According to former Fox News employees, the network — following Carlson’s lead — has amplified stories of illegal immigrants or nonwhite Americans committing crimes to the point where employees refer to those stories as being about the “Brown menace.”
Speaking as a Brown person who liberals and conservatives alike label a menace whenever I say or write something true that offends them, I am stealing that line — and printing T-shirts.
One consequence of being in the political center, and alternating between detesting both parties and not being able to tell them apart, is having friends on both the right and the left.
The Latinos I’ve heard from who dislike Carlson agree with the article’s thesis that the host “has constructed what may be the most racist show in the history of cable news.” As one Latino said when I sent him the piece, “No, really — shocker! I can’t believe the NY Times figured that out. And it only took them what — 5 years?” A Latina said of Carlson, “He’s evil and dangerous. Because he believes that stuff.”
Yet, I’ve also heard from white males who think Carlson is the victim. “The left fears Tucker,” one wrote me. “He outperforms them, he exposes them (media), he mocks them on air.” Another wrote about the Times article, “typical one-sided stuff. No doubt much true, but not balanced. Plus, Tucker is an entertainer, not a journalist.”
Carlson is a journalist. And he’s been one for almost 30 years, since — as the article notes — he took a junior position at Policy Review, a Washington D.C.-based conservative journal, right after college. He’s also a good writer, an excellent communicator and a highly watchable presence on television.
Where the jury is still out is on the question of whether or not Carlson is a racist. The guy I met back in 1997 — when I was a general assignment reporter for the Arizona Republic, and with whom I remained on good terms for 20 years — didn’t seem like a racist.
Sure, Carlson is an embodiment of white privilege, and it’s clear that he doesn’t think people of color are in his league.
Still, I don’t believe I’ve ever called Carlson a racist. He can’t say the same. In October 2017, I was invited onto his show to defend a column demanding that police profile white men who stockpile guns.
I know what you’re thinking: “What? They don’t do that already?”
On the show, Carlson called me a “racist” five or six times in a segment that was over in less than four minutes.
Now that The Times has essentially done the same to him, I have mixed feelings.
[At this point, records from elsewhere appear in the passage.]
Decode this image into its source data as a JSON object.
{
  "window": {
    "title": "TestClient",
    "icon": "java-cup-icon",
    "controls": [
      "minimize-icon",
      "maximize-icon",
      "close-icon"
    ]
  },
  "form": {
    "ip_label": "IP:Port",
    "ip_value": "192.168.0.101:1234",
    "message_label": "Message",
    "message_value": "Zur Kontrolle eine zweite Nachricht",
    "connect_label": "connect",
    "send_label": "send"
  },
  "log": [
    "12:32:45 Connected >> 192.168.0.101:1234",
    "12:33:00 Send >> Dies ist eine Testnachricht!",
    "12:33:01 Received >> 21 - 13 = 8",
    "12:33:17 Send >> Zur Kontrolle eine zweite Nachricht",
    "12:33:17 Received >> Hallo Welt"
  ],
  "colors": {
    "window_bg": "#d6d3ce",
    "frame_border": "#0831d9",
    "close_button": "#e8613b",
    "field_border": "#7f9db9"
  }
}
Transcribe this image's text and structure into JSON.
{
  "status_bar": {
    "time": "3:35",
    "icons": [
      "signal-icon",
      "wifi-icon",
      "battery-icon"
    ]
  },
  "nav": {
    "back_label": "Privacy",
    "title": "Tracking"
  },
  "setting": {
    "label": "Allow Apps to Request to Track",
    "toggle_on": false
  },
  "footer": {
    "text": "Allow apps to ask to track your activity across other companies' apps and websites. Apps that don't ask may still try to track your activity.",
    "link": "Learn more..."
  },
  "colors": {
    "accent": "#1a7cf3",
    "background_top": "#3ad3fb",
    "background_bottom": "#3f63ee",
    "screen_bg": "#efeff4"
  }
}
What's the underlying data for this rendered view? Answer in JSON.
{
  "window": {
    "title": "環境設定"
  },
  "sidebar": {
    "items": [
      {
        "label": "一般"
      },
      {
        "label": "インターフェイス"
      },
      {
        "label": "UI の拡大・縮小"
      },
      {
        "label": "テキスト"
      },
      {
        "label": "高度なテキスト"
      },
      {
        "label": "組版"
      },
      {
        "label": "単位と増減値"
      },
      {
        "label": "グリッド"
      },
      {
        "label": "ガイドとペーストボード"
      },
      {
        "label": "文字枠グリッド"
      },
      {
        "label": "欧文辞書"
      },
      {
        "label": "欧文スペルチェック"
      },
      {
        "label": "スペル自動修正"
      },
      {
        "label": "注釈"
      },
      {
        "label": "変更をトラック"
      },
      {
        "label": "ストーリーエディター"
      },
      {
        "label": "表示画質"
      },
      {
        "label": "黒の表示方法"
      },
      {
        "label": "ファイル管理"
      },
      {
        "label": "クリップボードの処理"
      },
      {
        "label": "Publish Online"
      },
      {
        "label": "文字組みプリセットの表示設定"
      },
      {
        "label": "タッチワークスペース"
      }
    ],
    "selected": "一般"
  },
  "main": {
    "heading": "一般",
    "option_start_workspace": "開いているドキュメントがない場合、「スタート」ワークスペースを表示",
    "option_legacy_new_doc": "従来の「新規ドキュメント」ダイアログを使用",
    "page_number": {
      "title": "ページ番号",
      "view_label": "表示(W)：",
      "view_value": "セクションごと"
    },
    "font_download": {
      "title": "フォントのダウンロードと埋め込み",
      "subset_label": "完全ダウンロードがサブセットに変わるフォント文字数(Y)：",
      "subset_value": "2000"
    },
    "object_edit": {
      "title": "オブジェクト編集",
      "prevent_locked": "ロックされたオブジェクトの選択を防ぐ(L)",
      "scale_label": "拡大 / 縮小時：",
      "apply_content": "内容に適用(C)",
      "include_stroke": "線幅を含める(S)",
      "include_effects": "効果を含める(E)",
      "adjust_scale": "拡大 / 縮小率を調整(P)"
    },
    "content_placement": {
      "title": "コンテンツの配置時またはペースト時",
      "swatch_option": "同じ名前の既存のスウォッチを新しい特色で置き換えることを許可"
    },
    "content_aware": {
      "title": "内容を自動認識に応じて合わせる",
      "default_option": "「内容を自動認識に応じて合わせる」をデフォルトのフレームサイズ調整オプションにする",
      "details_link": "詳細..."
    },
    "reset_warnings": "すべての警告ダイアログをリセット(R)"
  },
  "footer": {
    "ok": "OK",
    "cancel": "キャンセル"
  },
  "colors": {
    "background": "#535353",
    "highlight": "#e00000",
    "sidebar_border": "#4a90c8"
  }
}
A lot of what Confessore wrote — after watching 1,150 episodes of Carlson’s show so you wouldn’t have to — rings true. If Carlson isn’t racist, then he is at least fluent in the language of racism. He’s the “race whisperer” who speaks to the fear, anxiety and hostility that many white Americans feel toward Latinos as America is being transformed.
In the year 2042, whites are projected to become a statistical minority in the United States.
That’s right. If you think they’re angry, scared and frustrated now, just wait a couple of decades.
Also, while I’ve experienced racism on Fox News, I’ve also had a taste of it at a liberal network — CNN, where I appeared for 20 years.
A white CNN editor told me to stop writing about the soaring number of deportations by former president Barack Obama because “people are tired of hearing it.” A white anchor — shocked by my suggestion that some Latinos might, in the 2012 presidential election, support Republican Mitt Romney — blurted out: “Latinos aren’t stupid, are they?”
I doubt the Times is working on a mega-story about liberal racism in the media. I could write it. I have plenty of material.
The problem with hatchet jobs like the one the Times did on Carlson is that they wind up letting left-wing racists off the hook.
News flash: Cable TV news is a sandbox run by white folks that is plagued by systemic racism from both liberals and conservatives.
If we’re ready to confront that reality, great. But let’s do it fairly, lifting up rocks on both the right and the left to see what slithers out.